Dan Goyette, director of Auburn Public Services, talked about his department’s recent difficulties during an Auburn City Council workshop Monday.

Most of the complaints received by Goyette’s staff centered on sidewalk cleanup. Goyette said three of the department’s four sidewalk tractors broke down in the span of Feb. 7-15, when the city saw five storms. Two tractors suffered broken clutches and one rolled over.

Goyette said the city has 24 plow routes and 24 vehicles. Employees only begin sidewalk plowing once they finish their plow routes. 

“We have no extra vehicles or people,” he said. “You can see where if there’s any sort of problem during a storm, things stack up and get behind. This is also true of sidewalks.” 

Councilors discussed the city’s snow and ice control plan, which prioritizes streets in a scale of one through four. Center Street, for instance, is priority one, which gets plowed every two hours. 

A handful of councilors said they had received complaints. Councilor Leroy Walker said most he heard were over sidewalks. 

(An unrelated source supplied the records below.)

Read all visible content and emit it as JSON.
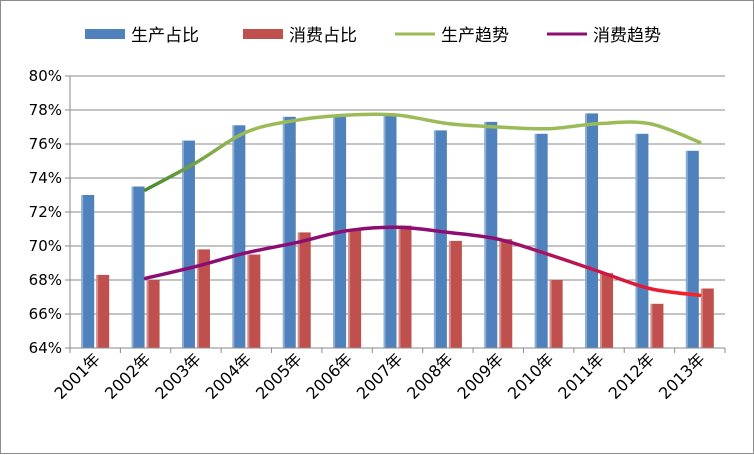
{
  "chart_data": {
    "type": "bar",
    "categories": [
      "2001年",
      "2002年",
      "2003年",
      "2004年",
      "2005年",
      "2006年",
      "2007年",
      "2008年",
      "2009年",
      "2010年",
      "2011年",
      "2012年",
      "2013年"
    ],
    "ylim": [
      0.64,
      0.8
    ],
    "y_ticks": [
      "64%",
      "66%",
      "68%",
      "70%",
      "72%",
      "74%",
      "76%",
      "78%",
      "80%"
    ],
    "y_tick_values": [
      0.64,
      0.66,
      0.68,
      0.7,
      0.72,
      0.74,
      0.76,
      0.78,
      0.8
    ],
    "grid": "horizontal",
    "legend_position": "top",
    "series": [
      {
        "name": "生产占比",
        "kind": "bar",
        "color": "#4f81bd",
        "values": [
          0.73,
          0.735,
          0.762,
          0.771,
          0.776,
          0.777,
          0.778,
          0.768,
          0.773,
          0.766,
          0.778,
          0.766,
          0.756
        ]
      },
      {
        "name": "消费占比",
        "kind": "bar",
        "color": "#c0504d",
        "values": [
          0.683,
          0.68,
          0.698,
          0.695,
          0.708,
          0.71,
          0.712,
          0.703,
          0.704,
          0.68,
          0.684,
          0.666,
          0.675
        ]
      },
      {
        "name": "生产趋势",
        "kind": "line",
        "color": "#9bbb59",
        "start_color": "#4a8a30",
        "start_index": 1,
        "values": [
          null,
          0.733,
          0.749,
          0.767,
          0.774,
          0.777,
          0.777,
          0.772,
          0.77,
          0.769,
          0.772,
          0.772,
          0.761
        ]
      },
      {
        "name": "消费趋势",
        "kind": "line",
        "color": "#8b0f73",
        "end_color": "#ff2020",
        "start_index": 1,
        "values": [
          null,
          0.681,
          0.688,
          0.696,
          0.702,
          0.709,
          0.711,
          0.708,
          0.704,
          0.695,
          0.685,
          0.675,
          0.671
        ]
      }
    ]
  }
}
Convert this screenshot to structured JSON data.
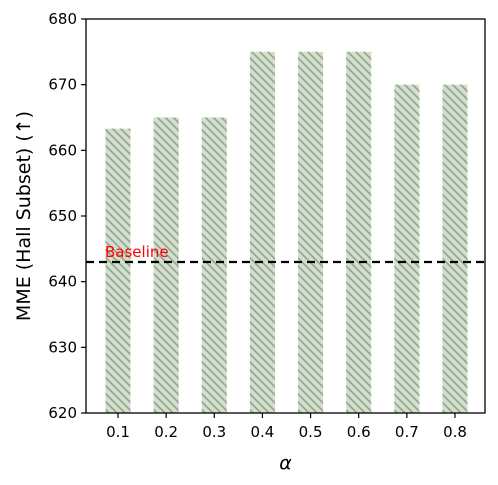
{
  "chart_data": {
    "type": "bar",
    "categories": [
      "0.1",
      "0.2",
      "0.3",
      "0.4",
      "0.5",
      "0.6",
      "0.7",
      "0.8"
    ],
    "values": [
      663.3,
      665,
      665,
      675,
      675,
      675,
      670,
      670
    ],
    "xlabel": "α",
    "ylabel": "MME (Hall Subset) (↑)",
    "ylim": [
      620,
      680
    ],
    "yticks": [
      620,
      630,
      640,
      650,
      660,
      670,
      680
    ],
    "grid": false,
    "bar_color": "#d3e0c5",
    "hatch_color": "#8fa0a0",
    "baseline": {
      "label": "Baseline",
      "value": 643,
      "color": "#ff0000",
      "line_color": "#000000",
      "style": "dashed"
    }
  }
}
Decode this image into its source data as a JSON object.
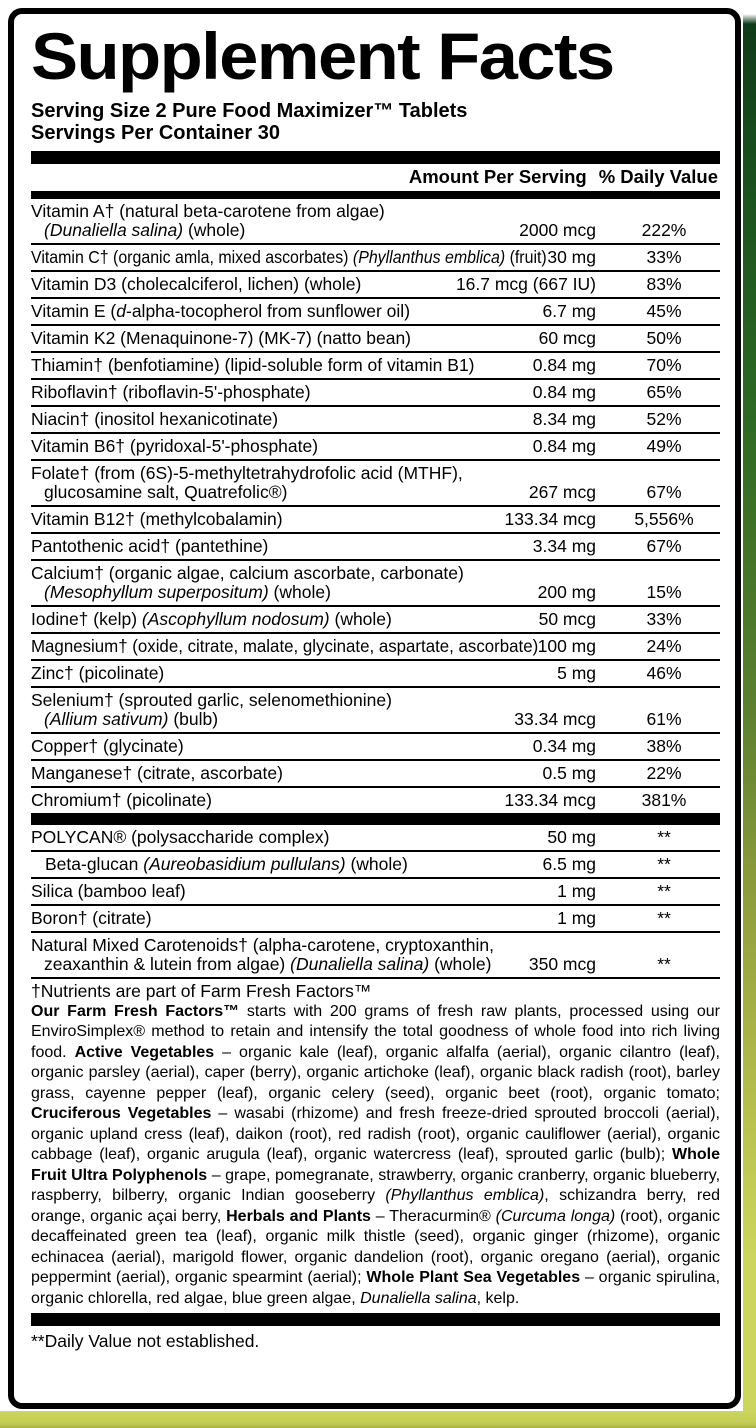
{
  "title": "Supplement Facts",
  "serving": {
    "size": "Serving Size 2 Pure Food Maximizer™ Tablets",
    "per_container": "Servings Per Container 30"
  },
  "header": {
    "amount": "Amount Per Serving",
    "dv": "% Daily Value"
  },
  "sections": [
    {
      "name": "vitamins-minerals-section",
      "rows": [
        {
          "lines": [
            [
              {
                "t": "Vitamin A† (natural beta-carotene from algae)"
              }
            ],
            [
              {
                "t": "(Dunaliella salina)",
                "i": true
              },
              {
                "t": " (whole)"
              }
            ]
          ],
          "amount": "2000 mcg",
          "dv": "222%"
        },
        {
          "lines": [
            [
              {
                "t": "Vitamin C† (organic amla, mixed ascorbates) "
              },
              {
                "t": "(Phyllanthus emblica)",
                "i": true
              },
              {
                "t": " (fruit)"
              }
            ]
          ],
          "amount": "30 mg",
          "dv": "33%"
        },
        {
          "lines": [
            [
              {
                "t": "Vitamin D3 (cholecalciferol, lichen) (whole)"
              }
            ]
          ],
          "amount": "16.7 mcg (667 IU)",
          "dv": "83%"
        },
        {
          "lines": [
            [
              {
                "t": "Vitamin E ("
              },
              {
                "t": "d",
                "i": true
              },
              {
                "t": "-alpha-tocopherol from sunflower oil)"
              }
            ]
          ],
          "amount": "6.7 mg",
          "dv": "45%"
        },
        {
          "lines": [
            [
              {
                "t": "Vitamin K2 (Menaquinone-7) (MK-7) (natto bean)"
              }
            ]
          ],
          "amount": "60 mcg",
          "dv": "50%"
        },
        {
          "lines": [
            [
              {
                "t": "Thiamin† (benfotiamine) (lipid-soluble form of vitamin B1)"
              }
            ]
          ],
          "amount": "0.84 mg",
          "dv": "70%"
        },
        {
          "lines": [
            [
              {
                "t": "Riboflavin† (riboflavin-5'-phosphate)"
              }
            ]
          ],
          "amount": "0.84 mg",
          "dv": "65%"
        },
        {
          "lines": [
            [
              {
                "t": "Niacin† (inositol hexanicotinate)"
              }
            ]
          ],
          "amount": "8.34 mg",
          "dv": "52%"
        },
        {
          "lines": [
            [
              {
                "t": "Vitamin B6† (pyridoxal-5'-phosphate)"
              }
            ]
          ],
          "amount": "0.84 mg",
          "dv": "49%"
        },
        {
          "lines": [
            [
              {
                "t": "Folate† (from (6S)-5-methyltetrahydrofolic acid (MTHF),"
              }
            ],
            [
              {
                "t": "glucosamine salt, Quatrefolic®)"
              }
            ]
          ],
          "amount": "267 mcg",
          "dv": "67%"
        },
        {
          "lines": [
            [
              {
                "t": "Vitamin B12† (methylcobalamin)"
              }
            ]
          ],
          "amount": "133.34 mcg",
          "dv": "5,556%"
        },
        {
          "lines": [
            [
              {
                "t": "Pantothenic acid† (pantethine)"
              }
            ]
          ],
          "amount": "3.34 mg",
          "dv": "67%"
        },
        {
          "lines": [
            [
              {
                "t": "Calcium† (organic algae, calcium ascorbate, carbonate)"
              }
            ],
            [
              {
                "t": "(Mesophyllum superpositum)",
                "i": true
              },
              {
                "t": " (whole)"
              }
            ]
          ],
          "amount": "200 mg",
          "dv": "15%"
        },
        {
          "lines": [
            [
              {
                "t": "Iodine† (kelp) "
              },
              {
                "t": "(Ascophyllum nodosum)",
                "i": true
              },
              {
                "t": " (whole)"
              }
            ]
          ],
          "amount": "50 mcg",
          "dv": "33%"
        },
        {
          "lines": [
            [
              {
                "t": "Magnesium† (oxide, citrate, malate, glycinate, aspartate, ascorbate)"
              }
            ]
          ],
          "amount": "100 mg",
          "dv": "24%"
        },
        {
          "lines": [
            [
              {
                "t": "Zinc† (picolinate)"
              }
            ]
          ],
          "amount": "5 mg",
          "dv": "46%"
        },
        {
          "lines": [
            [
              {
                "t": "Selenium† (sprouted garlic, selenomethionine)"
              }
            ],
            [
              {
                "t": "(Allium sativum)",
                "i": true
              },
              {
                "t": " (bulb)"
              }
            ]
          ],
          "amount": "33.34 mcg",
          "dv": "61%"
        },
        {
          "lines": [
            [
              {
                "t": "Copper† (glycinate)"
              }
            ]
          ],
          "amount": "0.34 mg",
          "dv": "38%"
        },
        {
          "lines": [
            [
              {
                "t": "Manganese† (citrate, ascorbate)"
              }
            ]
          ],
          "amount": "0.5 mg",
          "dv": "22%"
        },
        {
          "lines": [
            [
              {
                "t": "Chromium† (picolinate)"
              }
            ]
          ],
          "amount": "133.34 mcg",
          "dv": "381%"
        }
      ]
    },
    {
      "name": "other-ingredients-section",
      "rows": [
        {
          "lines": [
            [
              {
                "t": "POLYCAN® (polysaccharide complex)"
              }
            ]
          ],
          "amount": "50 mg",
          "dv": "**"
        },
        {
          "indent": true,
          "lines": [
            [
              {
                "t": "Beta-glucan "
              },
              {
                "t": "(Aureobasidium pullulans)",
                "i": true
              },
              {
                "t": " (whole)"
              }
            ]
          ],
          "amount": "6.5 mg",
          "dv": "**"
        },
        {
          "lines": [
            [
              {
                "t": "Silica (bamboo leaf)"
              }
            ]
          ],
          "amount": "1 mg",
          "dv": "**"
        },
        {
          "lines": [
            [
              {
                "t": "Boron† (citrate)"
              }
            ]
          ],
          "amount": "1 mg",
          "dv": "**"
        },
        {
          "lines": [
            [
              {
                "t": "Natural Mixed Carotenoids† (alpha-carotene, cryptoxanthin,"
              }
            ],
            [
              {
                "t": "zeaxanthin & lutein from algae) "
              },
              {
                "t": "(Dunaliella salina)",
                "i": true
              },
              {
                "t": " (whole)"
              }
            ]
          ],
          "amount": "350 mcg",
          "dv": "**"
        }
      ]
    }
  ],
  "notes": {
    "dagger": "†Nutrients are part of Farm Fresh Factors™",
    "dv": "**Daily Value not established."
  },
  "description": [
    {
      "t": "Our Farm Fresh Factors™",
      "b": true
    },
    {
      "t": " starts with 200 grams of fresh raw plants, processed using our EnviroSimplex® method to retain and intensify the total goodness of whole food into rich living food. "
    },
    {
      "t": "Active Vegetables",
      "b": true
    },
    {
      "t": " – organic kale (leaf), organic alfalfa (aerial), organic cilantro (leaf), organic parsley (aerial), caper (berry), organic artichoke (leaf), organic black radish (root), barley grass, cayenne pepper (leaf), organic celery (seed), organic beet (root), organic tomato; "
    },
    {
      "t": "Cruciferous Vegetables",
      "b": true
    },
    {
      "t": " – wasabi (rhizome) and fresh freeze-dried sprouted broccoli (aerial), organic upland cress (leaf), daikon (root), red radish (root), organic cauliflower (aerial), organic cabbage (leaf), organic arugula (leaf), organic watercress (leaf), sprouted garlic (bulb); "
    },
    {
      "t": "Whole Fruit Ultra Polyphenols",
      "b": true
    },
    {
      "t": " – grape, pomegranate, strawberry, organic cranberry, organic blueberry, raspberry, bilberry, organic Indian gooseberry "
    },
    {
      "t": "(Phyllanthus emblica)",
      "i": true
    },
    {
      "t": ", schizandra berry, red orange, organic açai berry, "
    },
    {
      "t": "Herbals and Plants",
      "b": true
    },
    {
      "t": " – Theracurmin® "
    },
    {
      "t": "(Curcuma longa)",
      "i": true
    },
    {
      "t": " (root), organic decaffeinated green tea (leaf), organic milk thistle (seed), organic ginger (rhizome), organic echinacea (aerial), marigold flower, organic dandelion (root), organic oregano (aerial), organic peppermint (aerial), organic spearmint (aerial); "
    },
    {
      "t": "Whole Plant Sea Vegetables",
      "b": true
    },
    {
      "t": " – organic spirulina, organic chlorella, red algae, blue green algae, "
    },
    {
      "t": "Dunaliella salina",
      "i": true
    },
    {
      "t": ", kelp."
    }
  ],
  "colors": {
    "text": "#000000",
    "label_bg": "#ffffff",
    "package_dark_green": "#1c531f",
    "package_yellow_green": "#ccd65e"
  }
}
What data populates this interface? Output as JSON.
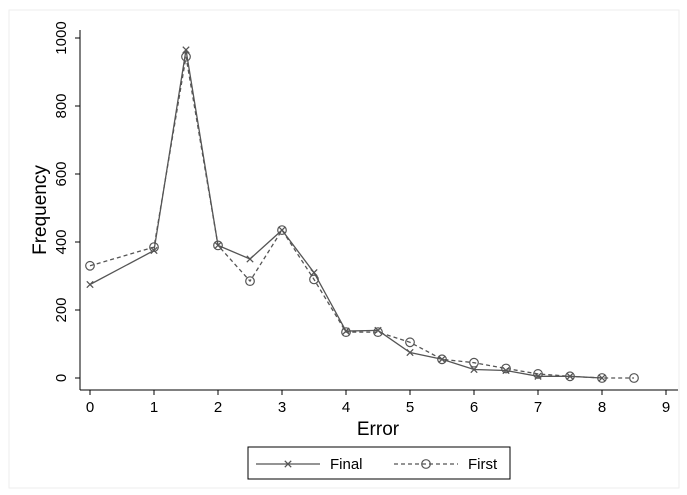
{
  "chart_data": {
    "type": "line",
    "xlabel": "Error",
    "ylabel": "Frequency",
    "xlim": [
      0,
      9
    ],
    "ylim": [
      0,
      1000
    ],
    "xticks": [
      0,
      1,
      2,
      3,
      4,
      5,
      6,
      7,
      8,
      9
    ],
    "yticks": [
      0,
      200,
      400,
      600,
      800,
      1000
    ],
    "grid": false,
    "legend_position": "bottom",
    "series": [
      {
        "name": "Final",
        "style": "solid",
        "marker": "x",
        "color": "#555555",
        "x": [
          0,
          1,
          1.5,
          2,
          2.5,
          3,
          3.5,
          4,
          4.5,
          5,
          5.5,
          6,
          6.5,
          7,
          7.5,
          8
        ],
        "y": [
          275,
          375,
          965,
          390,
          350,
          435,
          310,
          138,
          140,
          75,
          55,
          25,
          22,
          5,
          5,
          0
        ]
      },
      {
        "name": "First",
        "style": "dashed",
        "marker": "circle",
        "color": "#555555",
        "x": [
          0,
          1,
          1.5,
          2,
          2.5,
          3,
          3.5,
          4,
          4.5,
          5,
          5.5,
          6,
          6.5,
          7,
          7.5,
          8,
          8.5
        ],
        "y": [
          330,
          385,
          945,
          390,
          285,
          435,
          290,
          135,
          135,
          105,
          55,
          45,
          28,
          12,
          5,
          0,
          0
        ]
      }
    ]
  }
}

“My concern is we don’t have a Plan B,” he said, adding that he was surprised the council was never asked to take action on the three broken sidewalk tractors.

Regardless, he said, “With the amount of snow that came down, (Auburn staff) were working their tails off.” 

Goyette said Auburn has 46 miles of sidewalks, which are also broken down into priority one and two. He said so far, Auburn has seen 20 storms this year, dropping 89.5 inches. He said the city budget’s based on 20 storms. 

The city is back down to one sidewalk plow again, even after the brief winter respite, he said. 

“We’re lucky it’s not snowing right now,” Goyette said. 

The Public Services Department is overbudget for the year by between $50,000 and $60,000.

Mayor Jonathan LaBonte asked whether the city would be able to implement GIS technology in its plow trucks, which would allow people to find where a plow is on its route, as well as the status of the sidewalk plowing. 

“I’d be curious about the price point,” he said, adding that more municipalities are getting real-time information out to the public.  

Councilor Grady Burns said his biggest concern is for having an emergency contingency, especially if a truck breaks down.

Councilor Andrew Titus said the sidewalk tractor breakdowns were particularly alarming, and asked about their level of regular maintenance. 

Goyette said the sidewalk tractors for plowing are also used for mowing. He said Public Services has requested additional sidewalk tractors for the past three years but was denied. 

He said the department has some new plow operators.